Posted to user@beam.apache.org by Daniel Debrunner <dj...@debrunners.com> on 2019/03/04 18:22:08 UTC

Scope of windows?

The windowing section of the Beam programming model guide shows a
window defined and used in the GropyByKey transform after a ParDo.
(section 7.1.1).

However I couldn't find any documentation on how long the window
remains in scope for subsequent transforms.

I have an application with this pipeline:

PCollection<KV<A,B>> -> FixedWindow<KV<A,B>> -> GroupByKey ->
PCollection<X> -> FixedWindow<X> -> Combine<X,R>.globally ->
PCollection<R>

The idea is that the first window is aggregating by key but in the
second window I need to combine elements across all keys.

With my initial app I was seeing some runtime errors in/after the
combine where a KV<null,R> was being seen, even though at that point
there should be no key for the PCollection<R>.

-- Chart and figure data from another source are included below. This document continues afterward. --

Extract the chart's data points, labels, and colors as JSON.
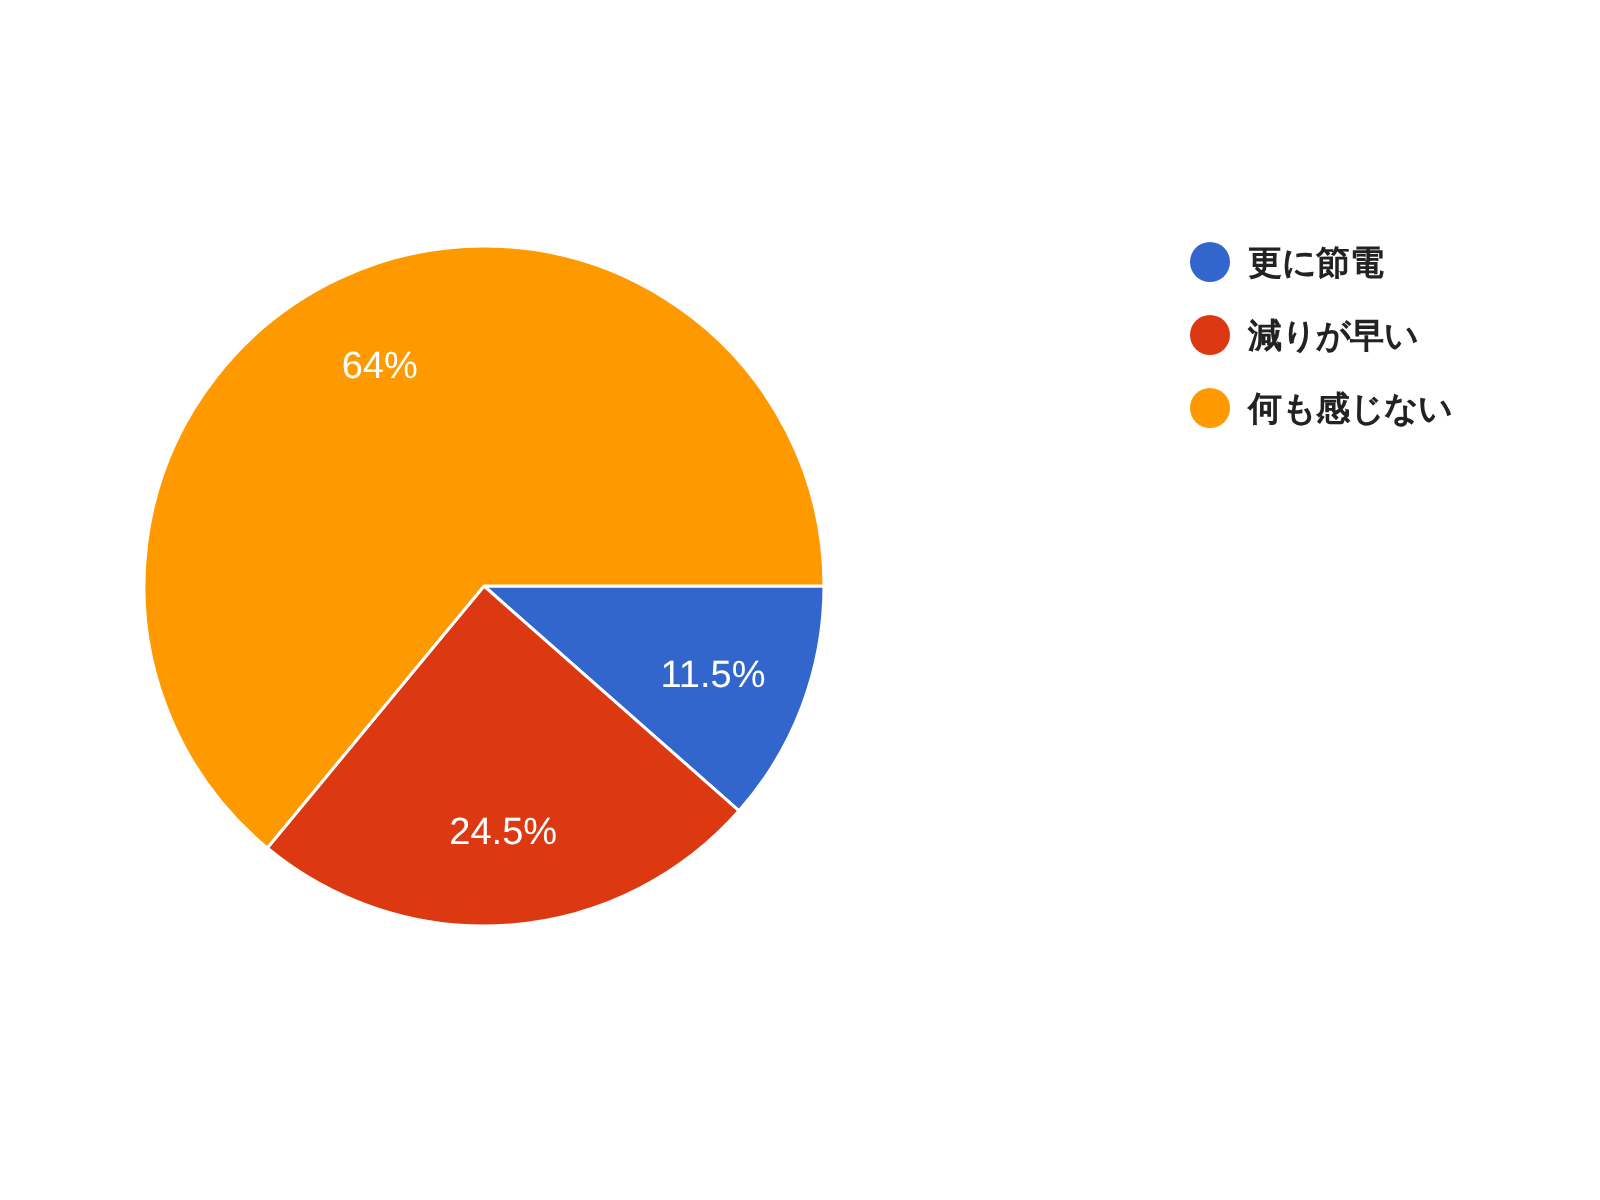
{
  "chart_data": {
    "type": "pie",
    "categories": [
      "更に節電",
      "減りが早い",
      "何も感じない"
    ],
    "values": [
      11.5,
      24.5,
      64
    ],
    "colors": [
      "#3366cc",
      "#dc3912",
      "#ff9900"
    ],
    "value_labels": [
      "11.5%",
      "24.5%",
      "64%"
    ],
    "legend": "right"
  }
}
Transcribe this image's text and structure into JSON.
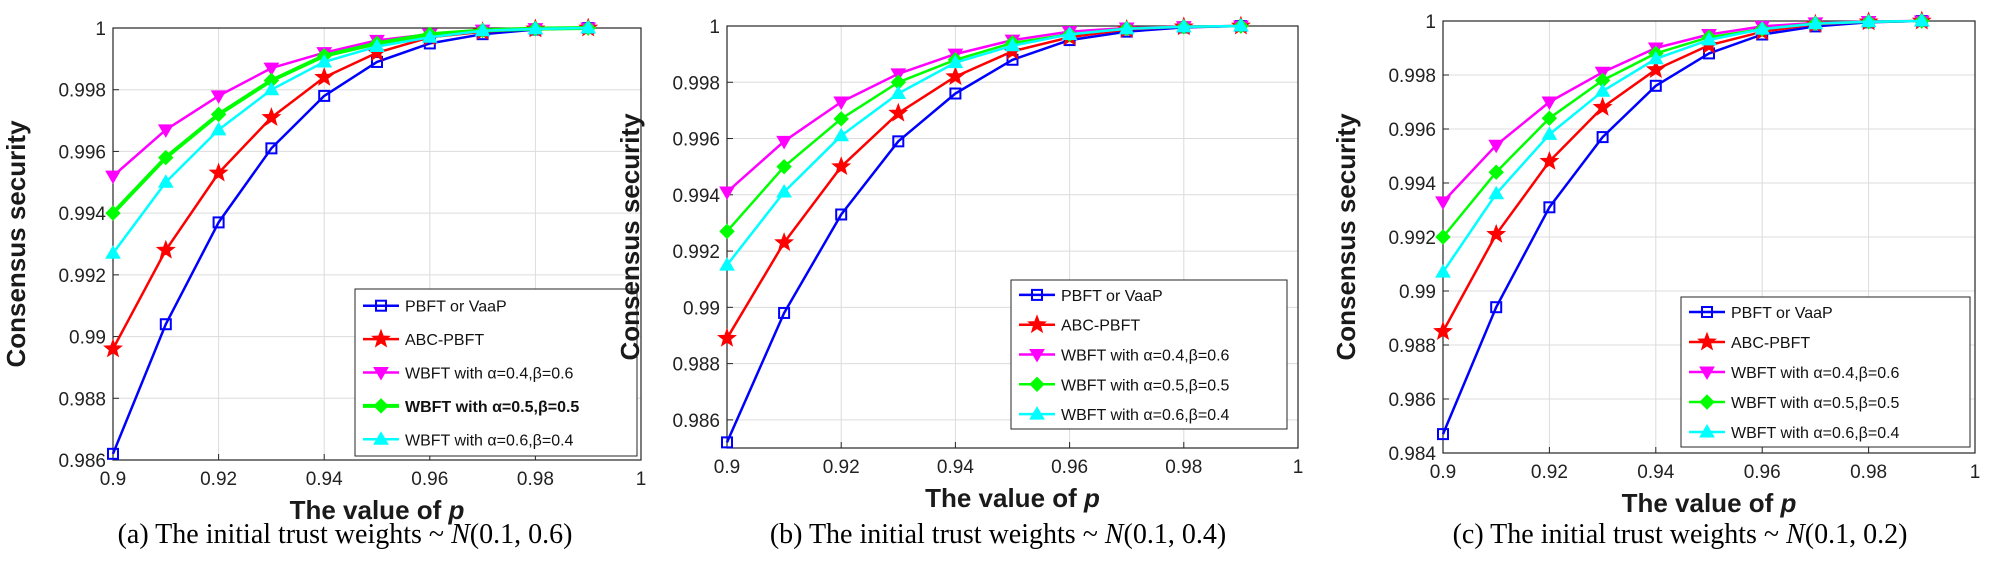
{
  "figure": {
    "captions": [
      {
        "prefix": "(a) The initial trust weights ~ ",
        "italic": "N",
        "suffix": "(0.1, 0.6)"
      },
      {
        "prefix": "(b) The initial trust weights ~ ",
        "italic": "N",
        "suffix": "(0.1, 0.4)"
      },
      {
        "prefix": "(c) The initial trust weights ~ ",
        "italic": "N",
        "suffix": "(0.1, 0.2)"
      }
    ]
  },
  "chart_data": [
    {
      "type": "line",
      "xlabel": "The value of",
      "xlabel_var": "p",
      "ylabel": "Consensus security",
      "xlim": [
        0.9,
        1
      ],
      "ylim": [
        0.986,
        1
      ],
      "xticks": [
        "0.9",
        "0.92",
        "0.94",
        "0.96",
        "0.98",
        "1"
      ],
      "yticks": [
        "0.986",
        "0.988",
        "0.99",
        "0.992",
        "0.994",
        "0.996",
        "0.998",
        "1"
      ],
      "grid": true,
      "legend_position": "bottom-right",
      "x": [
        0.9,
        0.91,
        0.92,
        0.93,
        0.94,
        0.95,
        0.96,
        0.97,
        0.98,
        0.99
      ],
      "series": [
        {
          "name": "PBFT or VaaP",
          "color": "#0000ff",
          "marker": "square",
          "values": [
            0.9862,
            0.9904,
            0.9937,
            0.9961,
            0.9978,
            0.9989,
            0.9995,
            0.9998,
            0.99995,
            1.0
          ]
        },
        {
          "name": "ABC-PBFT",
          "color": "#ff0000",
          "marker": "star",
          "values": [
            0.9896,
            0.9928,
            0.9953,
            0.9971,
            0.9984,
            0.9992,
            0.9997,
            0.99988,
            0.99997,
            1.0
          ]
        },
        {
          "name": "WBFT with α=0.4,β=0.6",
          "color": "#ff00ff",
          "marker": "triangle-down",
          "values": [
            0.9952,
            0.9967,
            0.9978,
            0.9987,
            0.9992,
            0.9996,
            0.9998,
            0.99993,
            0.99998,
            1.0
          ]
        },
        {
          "name": "WBFT with α=0.5,β=0.5",
          "color": "#00ff00",
          "marker": "diamond",
          "bold": true,
          "values": [
            0.994,
            0.9958,
            0.9972,
            0.9983,
            0.9991,
            0.9995,
            0.9998,
            0.99992,
            0.99998,
            1.0
          ]
        },
        {
          "name": "WBFT with α=0.6,β=0.4",
          "color": "#00ffff",
          "marker": "triangle-up",
          "values": [
            0.9927,
            0.995,
            0.9967,
            0.998,
            0.9989,
            0.9994,
            0.9997,
            0.99991,
            0.99997,
            1.0
          ]
        }
      ]
    },
    {
      "type": "line",
      "xlabel": "The value of",
      "xlabel_var": "p",
      "ylabel": "Consensus security",
      "xlim": [
        0.9,
        1
      ],
      "ylim": [
        0.985,
        1
      ],
      "xticks": [
        "0.9",
        "0.92",
        "0.94",
        "0.96",
        "0.98",
        "1"
      ],
      "yticks": [
        "0.986",
        "0.988",
        "0.99",
        "0.992",
        "0.994",
        "0.996",
        "0.998",
        "1"
      ],
      "grid": true,
      "legend_position": "bottom-right",
      "x": [
        0.9,
        0.91,
        0.92,
        0.93,
        0.94,
        0.95,
        0.96,
        0.97,
        0.98,
        0.99
      ],
      "series": [
        {
          "name": "PBFT or VaaP",
          "color": "#0000ff",
          "marker": "square",
          "values": [
            0.9852,
            0.9898,
            0.9933,
            0.9959,
            0.9976,
            0.9988,
            0.9995,
            0.9998,
            0.99995,
            1.0
          ]
        },
        {
          "name": "ABC-PBFT",
          "color": "#ff0000",
          "marker": "star",
          "values": [
            0.9889,
            0.9923,
            0.995,
            0.9969,
            0.9982,
            0.9991,
            0.9996,
            0.99988,
            0.99997,
            1.0
          ]
        },
        {
          "name": "WBFT with α=0.4,β=0.6",
          "color": "#ff00ff",
          "marker": "triangle-down",
          "values": [
            0.9941,
            0.9959,
            0.9973,
            0.9983,
            0.999,
            0.9995,
            0.9998,
            0.99993,
            0.99998,
            1.0
          ]
        },
        {
          "name": "WBFT with α=0.5,β=0.5",
          "color": "#00ff00",
          "marker": "diamond",
          "values": [
            0.9927,
            0.995,
            0.9967,
            0.998,
            0.9988,
            0.9994,
            0.9997,
            0.99991,
            0.99997,
            1.0
          ]
        },
        {
          "name": "WBFT with α=0.6,β=0.4",
          "color": "#00ffff",
          "marker": "triangle-up",
          "values": [
            0.9915,
            0.9941,
            0.9961,
            0.9976,
            0.9987,
            0.9993,
            0.9997,
            0.9999,
            0.99997,
            1.0
          ]
        }
      ]
    },
    {
      "type": "line",
      "xlabel": "The value of",
      "xlabel_var": "p",
      "ylabel": "Consensus security",
      "xlim": [
        0.9,
        1
      ],
      "ylim": [
        0.984,
        1
      ],
      "xticks": [
        "0.9",
        "0.92",
        "0.94",
        "0.96",
        "0.98",
        "1"
      ],
      "yticks": [
        "0.984",
        "0.986",
        "0.988",
        "0.99",
        "0.992",
        "0.994",
        "0.996",
        "0.998",
        "1"
      ],
      "grid": true,
      "legend_position": "bottom-right",
      "x": [
        0.9,
        0.91,
        0.92,
        0.93,
        0.94,
        0.95,
        0.96,
        0.97,
        0.98,
        0.99
      ],
      "series": [
        {
          "name": "PBFT or VaaP",
          "color": "#0000ff",
          "marker": "square",
          "values": [
            0.9847,
            0.9894,
            0.9931,
            0.9957,
            0.9976,
            0.9988,
            0.9995,
            0.9998,
            0.99995,
            1.0
          ]
        },
        {
          "name": "ABC-PBFT",
          "color": "#ff0000",
          "marker": "star",
          "values": [
            0.9885,
            0.9921,
            0.9948,
            0.9968,
            0.9982,
            0.9991,
            0.9996,
            0.99988,
            0.99997,
            1.0
          ]
        },
        {
          "name": "WBFT with α=0.4,β=0.6",
          "color": "#ff00ff",
          "marker": "triangle-down",
          "values": [
            0.9933,
            0.9954,
            0.997,
            0.9981,
            0.999,
            0.9995,
            0.9998,
            0.99993,
            0.99998,
            1.0
          ]
        },
        {
          "name": "WBFT with α=0.5,β=0.5",
          "color": "#00ff00",
          "marker": "diamond",
          "values": [
            0.992,
            0.9944,
            0.9964,
            0.9978,
            0.9988,
            0.9994,
            0.9997,
            0.99991,
            0.99997,
            1.0
          ]
        },
        {
          "name": "WBFT with α=0.6,β=0.4",
          "color": "#00ffff",
          "marker": "triangle-up",
          "values": [
            0.9907,
            0.9936,
            0.9958,
            0.9974,
            0.9986,
            0.9993,
            0.9997,
            0.9999,
            0.99997,
            1.0
          ]
        }
      ]
    }
  ]
}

In a simpler test I can apply  FixedWindow<X> -> Combine<X,R>.globally
-> PCollection<R> to a PCollection without an upstream window and the
combine correctly happens once.
But then adding the keyed upstream window, the combine occurs once per
key without any final combine across the keys.

So it seems somehow the memory of the key exists even with the new
window transform,

I'm probably misunderstanding some detail of windowing, but I couldn't
find any deeper documentation than the simple examples in the
programming model guide.

Can anyone point me in the correct direction?

Thanks,
Dan.